3 thoughts on “Sexing it”

  1. Although Rochester helped Behn with her career and (according to her) with her writing, I haven’t seen any evidence that Behn and Rochester were lovers. In his own circle, he was almost as notorious a buttinski critic as a rake, and it’s quite possible that Behn’s ambition was enough to attract his attention.
    In other words, more Sand-Flaubert than Sand-Chopin.
    Of course, there’s plenty of pressure — during an artist’s lifetime and even more afterwards — to transform any female artist’s professional relationships into sexual relationships.
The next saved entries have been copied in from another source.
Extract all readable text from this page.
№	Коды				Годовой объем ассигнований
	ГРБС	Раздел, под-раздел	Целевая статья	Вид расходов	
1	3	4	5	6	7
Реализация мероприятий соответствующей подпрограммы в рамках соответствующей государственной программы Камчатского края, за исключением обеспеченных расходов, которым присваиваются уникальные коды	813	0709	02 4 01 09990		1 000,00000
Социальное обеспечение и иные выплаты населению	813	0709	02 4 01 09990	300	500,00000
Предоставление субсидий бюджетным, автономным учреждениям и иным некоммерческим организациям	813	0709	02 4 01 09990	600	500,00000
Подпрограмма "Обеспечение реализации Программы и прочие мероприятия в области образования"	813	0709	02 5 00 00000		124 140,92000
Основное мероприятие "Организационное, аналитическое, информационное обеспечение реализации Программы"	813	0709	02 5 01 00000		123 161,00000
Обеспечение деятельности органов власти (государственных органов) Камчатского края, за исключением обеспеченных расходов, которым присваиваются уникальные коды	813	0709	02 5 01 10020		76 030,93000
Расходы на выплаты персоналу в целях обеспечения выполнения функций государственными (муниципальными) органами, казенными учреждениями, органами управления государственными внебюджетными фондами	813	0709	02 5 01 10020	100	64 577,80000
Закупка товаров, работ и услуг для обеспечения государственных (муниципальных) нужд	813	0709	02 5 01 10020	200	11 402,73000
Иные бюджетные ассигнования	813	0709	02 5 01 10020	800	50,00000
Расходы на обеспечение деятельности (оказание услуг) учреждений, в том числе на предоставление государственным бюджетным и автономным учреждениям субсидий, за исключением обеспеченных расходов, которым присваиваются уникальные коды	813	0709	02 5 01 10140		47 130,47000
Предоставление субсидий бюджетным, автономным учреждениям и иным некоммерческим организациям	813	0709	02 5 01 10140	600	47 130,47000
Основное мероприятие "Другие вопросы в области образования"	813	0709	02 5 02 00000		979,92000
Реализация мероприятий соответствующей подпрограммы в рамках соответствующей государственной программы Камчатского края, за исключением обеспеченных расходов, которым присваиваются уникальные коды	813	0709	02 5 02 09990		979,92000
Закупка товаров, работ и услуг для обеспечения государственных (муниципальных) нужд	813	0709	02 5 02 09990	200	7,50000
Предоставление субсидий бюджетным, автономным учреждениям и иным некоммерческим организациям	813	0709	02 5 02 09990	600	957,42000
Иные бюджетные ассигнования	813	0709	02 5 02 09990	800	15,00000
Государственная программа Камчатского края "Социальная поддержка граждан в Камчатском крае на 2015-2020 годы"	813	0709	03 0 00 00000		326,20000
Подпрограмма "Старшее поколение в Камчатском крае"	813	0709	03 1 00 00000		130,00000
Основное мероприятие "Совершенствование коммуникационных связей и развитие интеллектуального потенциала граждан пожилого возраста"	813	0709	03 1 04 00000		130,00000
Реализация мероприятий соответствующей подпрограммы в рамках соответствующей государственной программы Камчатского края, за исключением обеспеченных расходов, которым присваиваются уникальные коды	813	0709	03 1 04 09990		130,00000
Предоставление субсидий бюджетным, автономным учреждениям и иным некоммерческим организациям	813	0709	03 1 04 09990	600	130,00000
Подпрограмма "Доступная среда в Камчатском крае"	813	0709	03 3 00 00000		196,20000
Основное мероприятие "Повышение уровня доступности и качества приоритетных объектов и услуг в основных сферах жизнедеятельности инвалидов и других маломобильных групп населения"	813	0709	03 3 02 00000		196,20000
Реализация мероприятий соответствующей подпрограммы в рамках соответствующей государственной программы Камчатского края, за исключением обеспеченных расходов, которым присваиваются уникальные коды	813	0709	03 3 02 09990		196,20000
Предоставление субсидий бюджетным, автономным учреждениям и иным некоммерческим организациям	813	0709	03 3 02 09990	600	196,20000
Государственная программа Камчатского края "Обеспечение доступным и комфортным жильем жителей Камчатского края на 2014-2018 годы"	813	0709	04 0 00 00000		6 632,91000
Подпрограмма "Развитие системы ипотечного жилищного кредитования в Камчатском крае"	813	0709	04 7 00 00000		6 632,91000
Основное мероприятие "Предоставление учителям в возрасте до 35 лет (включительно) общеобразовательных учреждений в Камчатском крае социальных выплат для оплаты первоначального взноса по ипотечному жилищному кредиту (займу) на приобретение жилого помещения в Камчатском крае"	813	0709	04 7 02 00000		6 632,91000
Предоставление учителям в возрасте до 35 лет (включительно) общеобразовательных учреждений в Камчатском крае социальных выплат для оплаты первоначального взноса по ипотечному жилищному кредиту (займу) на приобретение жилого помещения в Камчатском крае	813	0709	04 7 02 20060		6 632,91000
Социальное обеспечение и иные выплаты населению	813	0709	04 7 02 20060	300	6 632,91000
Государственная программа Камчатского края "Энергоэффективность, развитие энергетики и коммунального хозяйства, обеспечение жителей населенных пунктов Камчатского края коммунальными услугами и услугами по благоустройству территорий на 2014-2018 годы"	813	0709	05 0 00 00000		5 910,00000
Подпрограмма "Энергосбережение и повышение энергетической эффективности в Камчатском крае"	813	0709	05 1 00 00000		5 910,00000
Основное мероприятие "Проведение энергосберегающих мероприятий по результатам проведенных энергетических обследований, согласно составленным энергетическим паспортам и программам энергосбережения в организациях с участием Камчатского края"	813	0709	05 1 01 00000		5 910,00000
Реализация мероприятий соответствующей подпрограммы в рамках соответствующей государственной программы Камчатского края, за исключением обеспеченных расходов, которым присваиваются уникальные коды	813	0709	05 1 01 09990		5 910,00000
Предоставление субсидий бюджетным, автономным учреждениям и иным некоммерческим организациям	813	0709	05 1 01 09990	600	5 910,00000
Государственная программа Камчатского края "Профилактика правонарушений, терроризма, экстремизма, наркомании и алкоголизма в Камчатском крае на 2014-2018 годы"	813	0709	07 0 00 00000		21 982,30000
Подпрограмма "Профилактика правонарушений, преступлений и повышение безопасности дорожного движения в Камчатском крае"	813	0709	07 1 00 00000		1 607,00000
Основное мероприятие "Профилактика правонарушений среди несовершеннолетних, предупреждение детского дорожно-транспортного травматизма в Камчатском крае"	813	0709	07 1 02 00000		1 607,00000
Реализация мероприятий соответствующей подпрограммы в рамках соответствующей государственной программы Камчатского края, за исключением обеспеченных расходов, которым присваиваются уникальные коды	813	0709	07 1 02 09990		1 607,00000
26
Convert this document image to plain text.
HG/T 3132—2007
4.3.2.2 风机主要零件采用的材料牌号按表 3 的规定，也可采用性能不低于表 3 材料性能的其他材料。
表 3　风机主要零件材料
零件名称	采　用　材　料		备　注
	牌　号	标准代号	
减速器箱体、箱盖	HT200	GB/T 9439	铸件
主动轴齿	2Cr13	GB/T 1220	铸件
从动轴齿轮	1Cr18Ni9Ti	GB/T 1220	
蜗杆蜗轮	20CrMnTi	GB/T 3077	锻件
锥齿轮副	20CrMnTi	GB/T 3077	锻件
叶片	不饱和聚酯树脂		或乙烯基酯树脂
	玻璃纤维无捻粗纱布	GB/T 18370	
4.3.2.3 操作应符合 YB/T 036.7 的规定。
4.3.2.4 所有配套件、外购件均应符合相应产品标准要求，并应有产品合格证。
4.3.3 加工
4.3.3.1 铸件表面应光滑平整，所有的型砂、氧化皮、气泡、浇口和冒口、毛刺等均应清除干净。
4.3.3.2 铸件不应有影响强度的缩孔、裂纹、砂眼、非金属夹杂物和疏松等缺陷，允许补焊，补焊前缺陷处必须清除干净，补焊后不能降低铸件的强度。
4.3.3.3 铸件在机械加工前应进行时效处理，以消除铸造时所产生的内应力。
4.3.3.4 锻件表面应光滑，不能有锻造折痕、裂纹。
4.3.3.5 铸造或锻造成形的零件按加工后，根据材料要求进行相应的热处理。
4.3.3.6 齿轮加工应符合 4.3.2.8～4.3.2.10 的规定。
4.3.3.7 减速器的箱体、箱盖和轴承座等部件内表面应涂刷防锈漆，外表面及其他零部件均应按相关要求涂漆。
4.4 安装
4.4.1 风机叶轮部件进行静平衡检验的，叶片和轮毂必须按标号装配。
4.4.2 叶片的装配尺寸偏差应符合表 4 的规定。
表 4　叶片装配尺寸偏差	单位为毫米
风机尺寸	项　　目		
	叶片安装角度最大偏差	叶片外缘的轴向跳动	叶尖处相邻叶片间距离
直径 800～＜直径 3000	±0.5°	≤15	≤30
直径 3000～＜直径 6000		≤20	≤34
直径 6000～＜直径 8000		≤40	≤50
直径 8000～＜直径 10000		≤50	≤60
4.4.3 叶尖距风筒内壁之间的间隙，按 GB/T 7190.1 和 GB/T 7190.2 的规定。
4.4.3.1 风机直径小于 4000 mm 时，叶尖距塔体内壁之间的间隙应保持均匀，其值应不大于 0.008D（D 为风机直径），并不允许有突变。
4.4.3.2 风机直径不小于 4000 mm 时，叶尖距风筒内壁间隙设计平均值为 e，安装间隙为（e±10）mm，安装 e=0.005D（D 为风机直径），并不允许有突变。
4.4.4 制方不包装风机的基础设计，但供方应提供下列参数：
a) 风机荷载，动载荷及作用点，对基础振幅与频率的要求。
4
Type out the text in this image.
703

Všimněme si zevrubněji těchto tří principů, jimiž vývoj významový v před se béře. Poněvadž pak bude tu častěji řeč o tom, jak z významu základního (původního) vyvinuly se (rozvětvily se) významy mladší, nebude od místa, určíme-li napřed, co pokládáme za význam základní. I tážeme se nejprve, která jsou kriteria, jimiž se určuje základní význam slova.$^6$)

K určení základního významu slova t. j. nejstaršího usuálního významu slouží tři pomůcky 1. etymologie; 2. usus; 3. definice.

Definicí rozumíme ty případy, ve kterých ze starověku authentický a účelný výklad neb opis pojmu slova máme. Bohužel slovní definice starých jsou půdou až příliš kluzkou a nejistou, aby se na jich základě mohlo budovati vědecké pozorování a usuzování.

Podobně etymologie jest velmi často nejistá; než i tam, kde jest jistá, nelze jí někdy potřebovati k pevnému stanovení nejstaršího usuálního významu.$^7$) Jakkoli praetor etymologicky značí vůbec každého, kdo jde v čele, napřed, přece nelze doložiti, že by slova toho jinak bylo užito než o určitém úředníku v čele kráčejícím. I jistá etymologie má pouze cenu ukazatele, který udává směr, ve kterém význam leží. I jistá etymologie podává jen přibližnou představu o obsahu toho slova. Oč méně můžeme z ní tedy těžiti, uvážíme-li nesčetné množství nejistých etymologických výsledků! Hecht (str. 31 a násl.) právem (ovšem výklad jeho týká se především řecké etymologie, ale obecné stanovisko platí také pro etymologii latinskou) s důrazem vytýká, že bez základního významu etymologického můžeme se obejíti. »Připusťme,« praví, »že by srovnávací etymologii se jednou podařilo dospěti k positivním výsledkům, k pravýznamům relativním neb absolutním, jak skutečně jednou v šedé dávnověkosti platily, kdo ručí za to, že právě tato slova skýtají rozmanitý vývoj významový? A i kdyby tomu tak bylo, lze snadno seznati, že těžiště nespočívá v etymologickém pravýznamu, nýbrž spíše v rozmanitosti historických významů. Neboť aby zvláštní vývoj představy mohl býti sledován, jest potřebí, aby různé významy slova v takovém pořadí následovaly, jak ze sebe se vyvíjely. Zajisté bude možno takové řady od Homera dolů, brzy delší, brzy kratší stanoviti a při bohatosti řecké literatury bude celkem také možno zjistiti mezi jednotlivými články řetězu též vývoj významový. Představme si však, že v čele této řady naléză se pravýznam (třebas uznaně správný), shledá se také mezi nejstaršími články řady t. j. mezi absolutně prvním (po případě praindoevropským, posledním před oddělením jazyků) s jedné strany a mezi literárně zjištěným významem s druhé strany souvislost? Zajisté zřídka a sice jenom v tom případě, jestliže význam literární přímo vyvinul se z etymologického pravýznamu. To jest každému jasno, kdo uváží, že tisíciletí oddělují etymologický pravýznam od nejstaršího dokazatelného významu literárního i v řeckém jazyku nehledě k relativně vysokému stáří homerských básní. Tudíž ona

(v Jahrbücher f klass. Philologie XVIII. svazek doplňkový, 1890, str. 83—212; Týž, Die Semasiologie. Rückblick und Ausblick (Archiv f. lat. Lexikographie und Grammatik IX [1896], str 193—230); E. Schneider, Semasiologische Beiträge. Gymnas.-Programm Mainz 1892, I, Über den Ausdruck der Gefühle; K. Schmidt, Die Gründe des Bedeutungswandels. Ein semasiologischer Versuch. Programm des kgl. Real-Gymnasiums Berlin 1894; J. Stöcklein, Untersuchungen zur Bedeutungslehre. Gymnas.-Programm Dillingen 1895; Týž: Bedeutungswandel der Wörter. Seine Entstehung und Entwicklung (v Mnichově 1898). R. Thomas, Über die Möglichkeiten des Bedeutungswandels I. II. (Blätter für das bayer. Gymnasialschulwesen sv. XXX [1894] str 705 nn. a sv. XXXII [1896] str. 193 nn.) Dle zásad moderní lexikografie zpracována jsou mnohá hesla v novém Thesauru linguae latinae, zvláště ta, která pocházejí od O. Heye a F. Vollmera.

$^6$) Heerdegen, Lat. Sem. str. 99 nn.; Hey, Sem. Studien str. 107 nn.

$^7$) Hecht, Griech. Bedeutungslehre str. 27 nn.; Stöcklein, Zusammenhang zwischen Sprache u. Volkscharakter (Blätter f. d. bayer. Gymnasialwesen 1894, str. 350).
  2. Thanks, Ray— this is why I write this stuff in public.
    I have removed the offending word “lover” and substituted “hero.” A bit of further research (Loraine Fletcher’s review of The Secret Life of Aphra Behn) turned up this description of the relationship which is perhaps a bit more accurate:
    Behn adored, without ever being quite part of, the “merry gang” of Rochester, Savile, Etherege: the young men who were at home in both worlds. Her elegy for Rochester, who died of syphilis at 33, has a gravity rare in her work. “He ne’er shall rise from Death’s eternal Night,” she claims, refuting Bishop Burnet’s story of a deathbed conversion along with Anglican fictions in general; she made herself heiress of Rochester’s plangent atheism.
    It also turned up this interesting bit (in the same review)
    Though Behn flirted with women (such as the actresses Nell Gwynn and Elizabeth Barry) on paper and probably in person, erotic engagement with male brutality seemed to spark her most powerful writing. Her poem Love Arm’d (“Love in Fantastick triumph sat/Whilst bleeding hearts around him flowed”) is closer to Tyburn than to Petrarch. This may have been written during her first obsession with John Hoyle, a lawyer with a record of casual murder and buggering boys; he had little time for her.
    I suppose her work itself that makes me fantasize a more direct relationship, as evidenced by the reviewer’s reading of The Rover:
    Sadeian lyricism makes Willmore in her 1677 play The Rover a romantic hero, with his amusing attempts to rape every woman he meets while he waits for a good dowry. He is a Royalist in exile, modelled on Rochester or Charles himself, and the whole play a tribute to a sentimentalised Cavalier past. Behn’s private reservations, perhaps even sadness, appear in Angellica Bianca, the prostitute who shares her initials and who must also sell her wares in a competitive market. Angellica falls in love with Willmore, who rejects her. There’s no demand, the play implies, for exceptional women, no place for a juster politics.

  3. It’s been too long since I read “The Rover” — I enjoyed it, but didn’t relate the two A.B.s. But even if a relation seems clear on re-reading, I’ll probably try to remind myself that the Restoration’s characteristically sharp-focus self-awareness was as much an honest acknowledgment of one’s fantasies and possibilities as of one’s biography.
    We all have a writerly urge to replace the unknowable intricacies of friendship by narrative formulae more rounded with handling, such as “love affair” or “discipleship.” This just happened to be a time I remembered to fight the urge! (Partly because Rochester becomes a more complex figure — and one more capable of writing his poetry — when I bear in mind his championing of Behn and his warm nonsexual friendship with Gwynn.)
    And no matter what your reasons are for essaying in public, I’m very grateful for it.